Fox News contradicted a wealth of economic evidence to claim that a near five-year low in weekly jobless claims indicates that the economy has entered a "new normal."
Following the release of the Bureau of Labor Statistics' report on initial weekly jobless claims, which showed the number falling by 12,000 to 334,000, Fox Business host Stuart Varney claimed that while there was a significant drop in those filing for unemployment benefits, the number was still "relatively high." From Fox News' America's Newsroom:
After co-host Martha MacCallum correctly noted that the number of weekly jobless claims neared a five-year low, Varney insisted that the number was too high and that it indicated the economy is entering a "new normal" of sluggish economic growth.
But Varney's assertions about weekly claims don't match the data. Since 1967 -- the earliest data available -- initial jobless claims have averaged about 363 thousand per week. This week's number is about 30 thousand lower than the historical average - hardly a "relatively high" figure.

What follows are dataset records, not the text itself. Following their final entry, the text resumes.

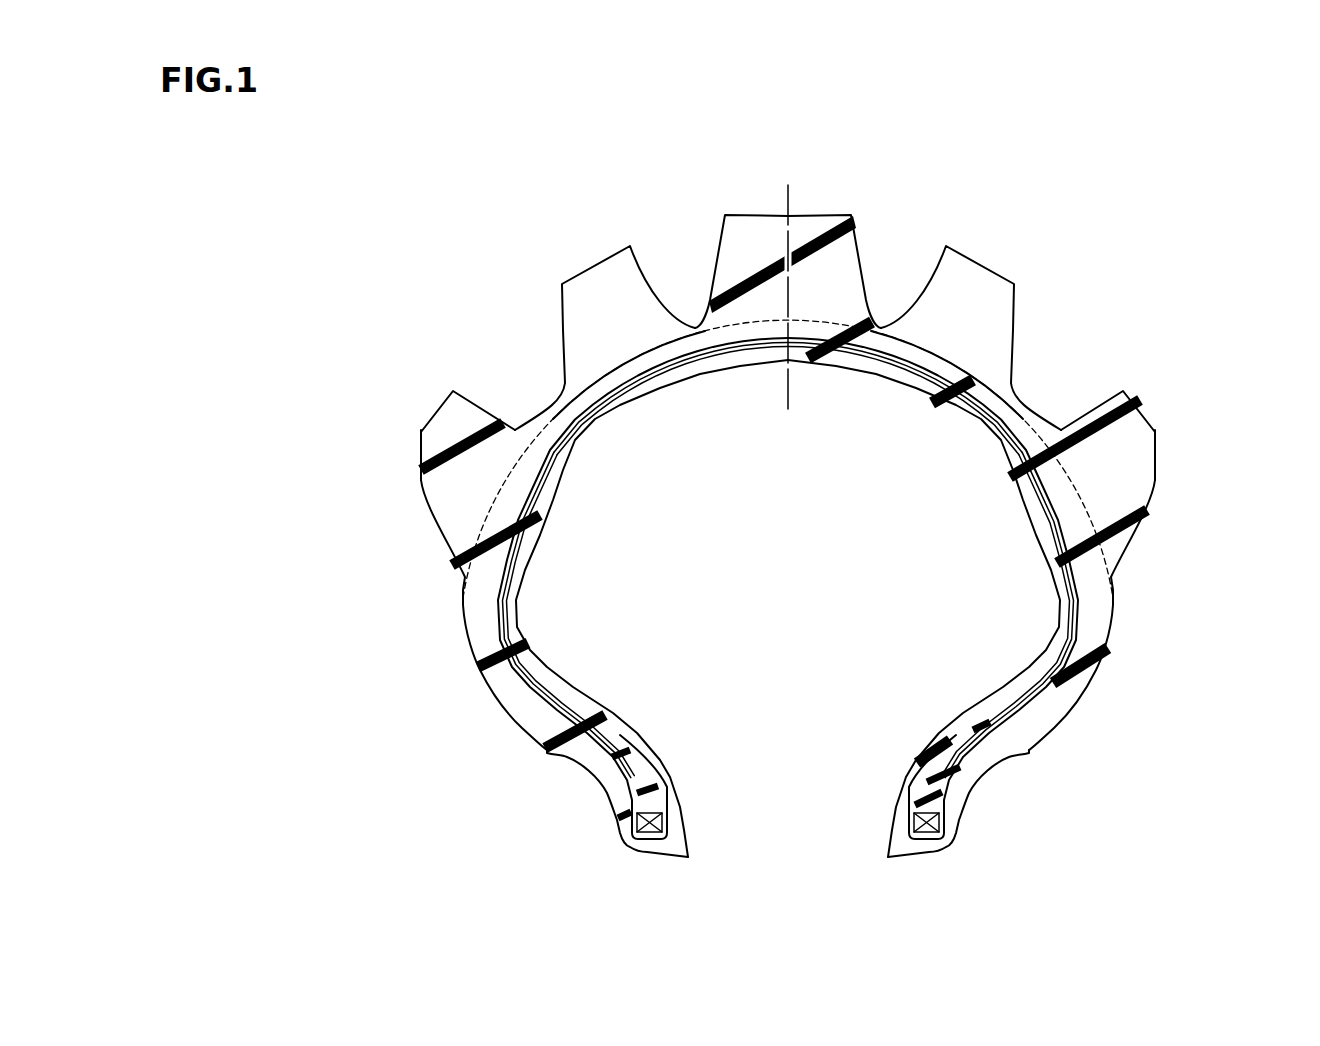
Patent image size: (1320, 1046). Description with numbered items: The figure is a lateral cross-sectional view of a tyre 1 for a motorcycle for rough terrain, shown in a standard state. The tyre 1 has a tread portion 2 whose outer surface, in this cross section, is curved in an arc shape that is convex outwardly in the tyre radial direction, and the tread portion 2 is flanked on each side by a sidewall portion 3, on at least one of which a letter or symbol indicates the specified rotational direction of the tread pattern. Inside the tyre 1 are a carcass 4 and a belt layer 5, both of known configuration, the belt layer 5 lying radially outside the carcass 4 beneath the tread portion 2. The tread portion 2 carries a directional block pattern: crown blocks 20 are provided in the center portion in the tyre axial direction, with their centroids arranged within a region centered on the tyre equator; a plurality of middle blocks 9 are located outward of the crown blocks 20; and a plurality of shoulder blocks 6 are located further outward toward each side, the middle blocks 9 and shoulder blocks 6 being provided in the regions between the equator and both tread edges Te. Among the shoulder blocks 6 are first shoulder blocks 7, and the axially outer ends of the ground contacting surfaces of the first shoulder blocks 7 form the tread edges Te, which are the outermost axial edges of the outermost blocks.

The tyre 1 is at (915, 180).
The tread portion 2 is at (677, 262).
The sidewall portion 3 is at (492, 707).
The carcass 4 is at (757, 340).
The belt layer 5 is at (866, 348).
The shoulder block 6 is at (1148, 400).
The first shoulder block 7 is at (429, 387).
The middle block 9 is at (590, 258).
The crown block 20 is at (822, 212).
The tread edge Te is at (421, 433).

The suggestion that this week's numbers show signs of a "new normal" also doesn't stand up to scrutiny. Since peaking in 2009, weekly jobless claims have maintained a consistent downward trend, and the current numbers mirror those experienced in previous decades.

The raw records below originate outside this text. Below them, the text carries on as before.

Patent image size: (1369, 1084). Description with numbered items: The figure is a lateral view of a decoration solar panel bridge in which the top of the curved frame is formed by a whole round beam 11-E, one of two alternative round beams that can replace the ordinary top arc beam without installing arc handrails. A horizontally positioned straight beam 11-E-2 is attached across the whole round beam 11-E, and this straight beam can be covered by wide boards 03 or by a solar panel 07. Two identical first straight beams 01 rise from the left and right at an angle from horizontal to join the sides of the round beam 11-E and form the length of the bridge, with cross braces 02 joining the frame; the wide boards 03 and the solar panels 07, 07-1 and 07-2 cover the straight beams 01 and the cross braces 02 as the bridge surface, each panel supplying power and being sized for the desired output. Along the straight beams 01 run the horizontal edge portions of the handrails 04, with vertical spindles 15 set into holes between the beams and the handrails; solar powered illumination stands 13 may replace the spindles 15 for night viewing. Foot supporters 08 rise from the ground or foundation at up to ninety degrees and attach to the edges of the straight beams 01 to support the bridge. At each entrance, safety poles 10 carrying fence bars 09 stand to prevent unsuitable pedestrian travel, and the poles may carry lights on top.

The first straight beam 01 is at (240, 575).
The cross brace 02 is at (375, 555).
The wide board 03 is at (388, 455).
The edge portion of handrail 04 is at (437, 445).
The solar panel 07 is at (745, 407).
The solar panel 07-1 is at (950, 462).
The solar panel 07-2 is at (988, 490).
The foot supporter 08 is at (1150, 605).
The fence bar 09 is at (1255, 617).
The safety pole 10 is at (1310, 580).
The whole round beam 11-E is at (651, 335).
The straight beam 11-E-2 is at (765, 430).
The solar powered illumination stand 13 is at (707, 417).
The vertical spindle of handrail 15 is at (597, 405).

According to a Reuters report, the drop in jobless claims experienced in recent weeks signals a slowdown in layoffs:
Many economists believe growing confidence in America's economic recovery has led U.S. employers to exit a long cycle of elevated layoffs.
The continued insistence that the economy is entering a "new normal" is particularly strange given that in recent weeks, there have been signs that the economy is slowly improving, ranging from a surge in housing prices to a five-year high in consumer confidence.
While economic gains have not been rapid in recent years, Varney and MacCallum failed to note that many economists have pointed to deep and unnecessary spending cuts as holding back growth. Indeed, reductions in government spending have reduced potential GDP growth, and public sector job cuts are holding back labor market gains, a deviation from previous recoveries.